On a ridge in the low hills near the highway, a micaceous mano rested like an Easter egg in a nest of cobbles nearly the same size and shape. It was Archaic, a rounded lozenge with one smooth and one pecked side. There in its stone nest it will stay, with the hill slowly eroding out from under it.
A good dozen bushtits fussed and tsp-ed and fidgeted in the juniper. I sat very still. They seemed not to notice me, coming and going in a cloud like midges.
One red pebble.
Rain had washed everything, as though it had doused the desert with a gigantic fire hose. The daisies’ faces were plastered to the ground.
A pretty mano of pink granite. Where it lay was wilder than when it was made by an Archaic hunter-gatherer, probably a woman: only the rare hiker goes there now. The mano had been looking at the sky for two thousand years, at least. I admired it, then left it to its next eons of quiet and space and rain.
Writer-illustrator Betsy James, in conversation with older readers
In the sand of the Ojito Wilderness, a cracked Archaic mano, a grindstone. Crystalline quartzite, red and white and yellow, with a slanted edge that provided a perfect grip.
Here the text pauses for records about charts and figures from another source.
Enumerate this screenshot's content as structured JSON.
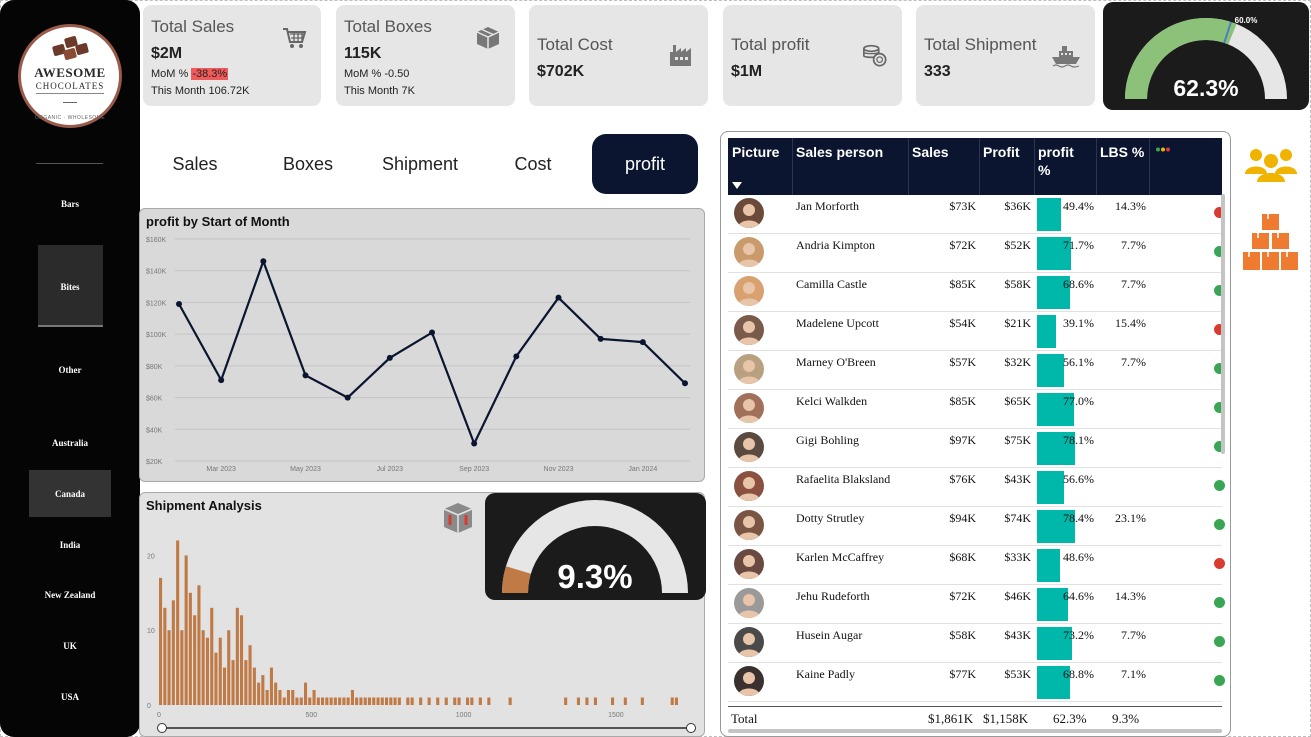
{
  "sidebar": {
    "logo": {
      "title": "AWESOME",
      "subtitle": "CHOCOLATES",
      "tagline": "ORGANIC · WHOLESOME"
    },
    "categories": [
      {
        "label": "Bars"
      },
      {
        "label": "Bites"
      },
      {
        "label": "Other"
      }
    ],
    "countries": [
      {
        "label": "Australia"
      },
      {
        "label": "Canada"
      },
      {
        "label": "India"
      },
      {
        "label": "New Zealand"
      },
      {
        "label": "UK"
      },
      {
        "label": "USA"
      }
    ]
  },
  "kpis": {
    "sales": {
      "title": "Total Sales",
      "value": "$2M",
      "mom_label": "MoM %",
      "mom_value": "-38.3%",
      "month_label": "This Month",
      "month_value": "106.72K",
      "icon": "cart-icon"
    },
    "boxes": {
      "title": "Total Boxes",
      "value": "115K",
      "mom_label": "MoM %",
      "mom_value": "-0.50",
      "month_label": "This Month",
      "month_value": "7K",
      "icon": "box-icon"
    },
    "cost": {
      "title": "Total Cost",
      "value": "$702K",
      "icon": "factory-icon"
    },
    "profit": {
      "title": "Total profit",
      "value": "$1M",
      "icon": "coins-icon"
    },
    "shipment": {
      "title": "Total Shipment",
      "value": "333",
      "icon": "ship-icon"
    }
  },
  "profit_gauge": {
    "value_label": "62.3%",
    "target_label": "60.0%",
    "value": 62.3,
    "target": 60.0,
    "colors": {
      "fill": "#8cc17a",
      "track": "#e6e6e6",
      "target": "#4a7fbf"
    }
  },
  "tabs": [
    {
      "label": "Sales"
    },
    {
      "label": "Boxes"
    },
    {
      "label": "Shipment"
    },
    {
      "label": "Cost"
    },
    {
      "label": "profit",
      "active": true
    }
  ],
  "chart_data": [
    {
      "type": "line",
      "title": "profit by Start of Month",
      "x": [
        "Feb 2023",
        "Mar 2023",
        "Apr 2023",
        "May 2023",
        "Jun 2023",
        "Jul 2023",
        "Aug 2023",
        "Sep 2023",
        "Oct 2023",
        "Nov 2023",
        "Dec 2023",
        "Jan 2024",
        "Feb 2024"
      ],
      "values": [
        119000,
        71000,
        146000,
        74000,
        60000,
        85000,
        101000,
        31000,
        86000,
        123000,
        97000,
        95000,
        69000
      ],
      "x_ticks": [
        "Mar 2023",
        "May 2023",
        "Jul 2023",
        "Sep 2023",
        "Nov 2023",
        "Jan 2024"
      ],
      "y_ticks": [
        "$20K",
        "$40K",
        "$60K",
        "$80K",
        "$100K",
        "$120K",
        "$140K",
        "$160K"
      ],
      "ylim": [
        20000,
        160000
      ],
      "grid": true,
      "color": "#0b1530"
    },
    {
      "type": "bar",
      "title": "Shipment Analysis",
      "x_ticks": [
        "0",
        "500",
        "1000",
        "1500"
      ],
      "y_ticks": [
        "0",
        "10",
        "20"
      ],
      "ylim": [
        0,
        23
      ],
      "xlim": [
        0,
        1750
      ],
      "color": "#c07a45",
      "bins": [
        [
          0,
          17
        ],
        [
          14,
          13
        ],
        [
          28,
          10
        ],
        [
          42,
          14
        ],
        [
          56,
          22
        ],
        [
          70,
          10
        ],
        [
          84,
          20
        ],
        [
          98,
          15
        ],
        [
          112,
          12
        ],
        [
          126,
          16
        ],
        [
          140,
          10
        ],
        [
          154,
          9
        ],
        [
          168,
          13
        ],
        [
          182,
          7
        ],
        [
          196,
          9
        ],
        [
          210,
          5
        ],
        [
          224,
          10
        ],
        [
          238,
          6
        ],
        [
          252,
          13
        ],
        [
          266,
          12
        ],
        [
          280,
          6
        ],
        [
          294,
          8
        ],
        [
          308,
          5
        ],
        [
          322,
          3
        ],
        [
          336,
          4
        ],
        [
          350,
          2
        ],
        [
          364,
          5
        ],
        [
          378,
          3
        ],
        [
          392,
          2
        ],
        [
          406,
          1
        ],
        [
          420,
          2
        ],
        [
          434,
          2
        ],
        [
          448,
          1
        ],
        [
          462,
          1
        ],
        [
          476,
          3
        ],
        [
          490,
          1
        ],
        [
          504,
          2
        ],
        [
          518,
          1
        ],
        [
          532,
          1
        ],
        [
          546,
          1
        ],
        [
          560,
          1
        ],
        [
          574,
          1
        ],
        [
          588,
          1
        ],
        [
          602,
          1
        ],
        [
          616,
          1
        ],
        [
          630,
          2
        ],
        [
          644,
          1
        ],
        [
          658,
          1
        ],
        [
          672,
          1
        ],
        [
          686,
          1
        ],
        [
          700,
          1
        ],
        [
          714,
          1
        ],
        [
          728,
          1
        ],
        [
          742,
          1
        ],
        [
          756,
          1
        ],
        [
          770,
          1
        ],
        [
          784,
          1
        ],
        [
          812,
          1
        ],
        [
          826,
          1
        ],
        [
          854,
          1
        ],
        [
          882,
          1
        ],
        [
          910,
          1
        ],
        [
          938,
          1
        ],
        [
          966,
          1
        ],
        [
          980,
          1
        ],
        [
          1008,
          1
        ],
        [
          1022,
          1
        ],
        [
          1050,
          1
        ],
        [
          1078,
          1
        ],
        [
          1148,
          1
        ],
        [
          1330,
          1
        ],
        [
          1372,
          1
        ],
        [
          1400,
          1
        ],
        [
          1428,
          1
        ],
        [
          1484,
          1
        ],
        [
          1526,
          1
        ],
        [
          1582,
          1
        ],
        [
          1680,
          1
        ],
        [
          1694,
          1
        ]
      ]
    }
  ],
  "shipment_gauge": {
    "value_label": "9.3%",
    "value": 9.3,
    "colors": {
      "fill": "#c07a45",
      "track": "#e6e6e6"
    }
  },
  "table": {
    "headers": {
      "picture": "Picture",
      "person": "Sales person",
      "sales": "Sales",
      "profit": "Profit",
      "profit_pct": "profit %",
      "lbs": "LBS %"
    },
    "rows": [
      {
        "name": "Jan Morforth",
        "sales": "$73K",
        "profit": "$36K",
        "pct": "49.4%",
        "pct_value": 49.4,
        "lbs": "14.3%",
        "status": "bad"
      },
      {
        "name": "Andria Kimpton",
        "sales": "$72K",
        "profit": "$52K",
        "pct": "71.7%",
        "pct_value": 71.7,
        "lbs": "7.7%",
        "status": "good"
      },
      {
        "name": "Camilla Castle",
        "sales": "$85K",
        "profit": "$58K",
        "pct": "68.6%",
        "pct_value": 68.6,
        "lbs": "7.7%",
        "status": "good"
      },
      {
        "name": "Madelene Upcott",
        "sales": "$54K",
        "profit": "$21K",
        "pct": "39.1%",
        "pct_value": 39.1,
        "lbs": "15.4%",
        "status": "bad"
      },
      {
        "name": "Marney O'Breen",
        "sales": "$57K",
        "profit": "$32K",
        "pct": "56.1%",
        "pct_value": 56.1,
        "lbs": "7.7%",
        "status": "good"
      },
      {
        "name": "Kelci Walkden",
        "sales": "$85K",
        "profit": "$65K",
        "pct": "77.0%",
        "pct_value": 77.0,
        "lbs": "",
        "status": "good"
      },
      {
        "name": "Gigi Bohling",
        "sales": "$97K",
        "profit": "$75K",
        "pct": "78.1%",
        "pct_value": 78.1,
        "lbs": "",
        "status": "good"
      },
      {
        "name": "Rafaelita Blaksland",
        "sales": "$76K",
        "profit": "$43K",
        "pct": "56.6%",
        "pct_value": 56.6,
        "lbs": "",
        "status": "good"
      },
      {
        "name": "Dotty Strutley",
        "sales": "$94K",
        "profit": "$74K",
        "pct": "78.4%",
        "pct_value": 78.4,
        "lbs": "23.1%",
        "status": "good"
      },
      {
        "name": "Karlen McCaffrey",
        "sales": "$68K",
        "profit": "$33K",
        "pct": "48.6%",
        "pct_value": 48.6,
        "lbs": "",
        "status": "bad"
      },
      {
        "name": "Jehu Rudeforth",
        "sales": "$72K",
        "profit": "$46K",
        "pct": "64.6%",
        "pct_value": 64.6,
        "lbs": "14.3%",
        "status": "good"
      },
      {
        "name": "Husein Augar",
        "sales": "$58K",
        "profit": "$43K",
        "pct": "73.2%",
        "pct_value": 73.2,
        "lbs": "7.7%",
        "status": "good"
      },
      {
        "name": "Kaine Padly",
        "sales": "$77K",
        "profit": "$53K",
        "pct": "68.8%",
        "pct_value": 68.8,
        "lbs": "7.1%",
        "status": "good"
      }
    ],
    "total": {
      "label": "Total",
      "sales": "$1,861K",
      "profit": "$1,158K",
      "pct": "62.3%",
      "lbs": "9.3%"
    },
    "colors": {
      "header": "#0b1530",
      "bar": "#00b8a9",
      "good": "#3aa655",
      "bad": "#d93b30"
    }
  },
  "colors": {
    "kpi_bg": "#e6e6e6",
    "accent": "#0b1530",
    "people_icon": "#f0b400",
    "boxes_icon": "#ee7b30"
  }
}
I hooked my fingers there, seeing another woman’s hand: small like mine, probably young, with broken nails.
After twenty centuries, the stone remembers that other hand.
Windy. Took shorts, but it was too cold to wear them. We drove way far out in the Ojito and hiked down to the place where there’s scattered white-yellow-green petrified wood, below hoodoos among the ponderosas.
Archaic firepits. The crew kept getting ahead of me; I was dogging back and forth, trying to keep them in sight, now and then frantic as the others got farther and farther away and I had to run after them.
Found a large dinosaur bone on the ridge by following its fragments up a wash. It was falling apart; we dug some of the sand away from it, then covered it back up without ever having located both ends. Jan taught us the lick-stick test: If it’s bone, rather than another type of rock like agate or petrified wood, it will stick to your tongue when you lick it. (The porous vesicles left by cells and capillaries wick up the moisture of your tongue.)
Windblown grass draws circles in sand, as in snow.
Oak bushes have brown leaves around their bases, bare grey twigs on top.
Back in Bernalillo we went to Silva’s Saloon, which was full of bikers in leathers, a billiards game in progress. We shared two pitchers, ate Kentucky Flocked chicken and came home happy.
I forgot to say that on an Archaic site on the ridgetop was a broken mano, a hand-grinding stone: pretty, crystalline, red and white and yellow, with a slanted natural edge of white quartzite along one side. The edge made a perfect place for the user of the stone, probably a teenager, to hook her fingers. So I hooked my own fingers there, thinking: After five thousand years–fifty centuries–this stone remembers the grip of a hand.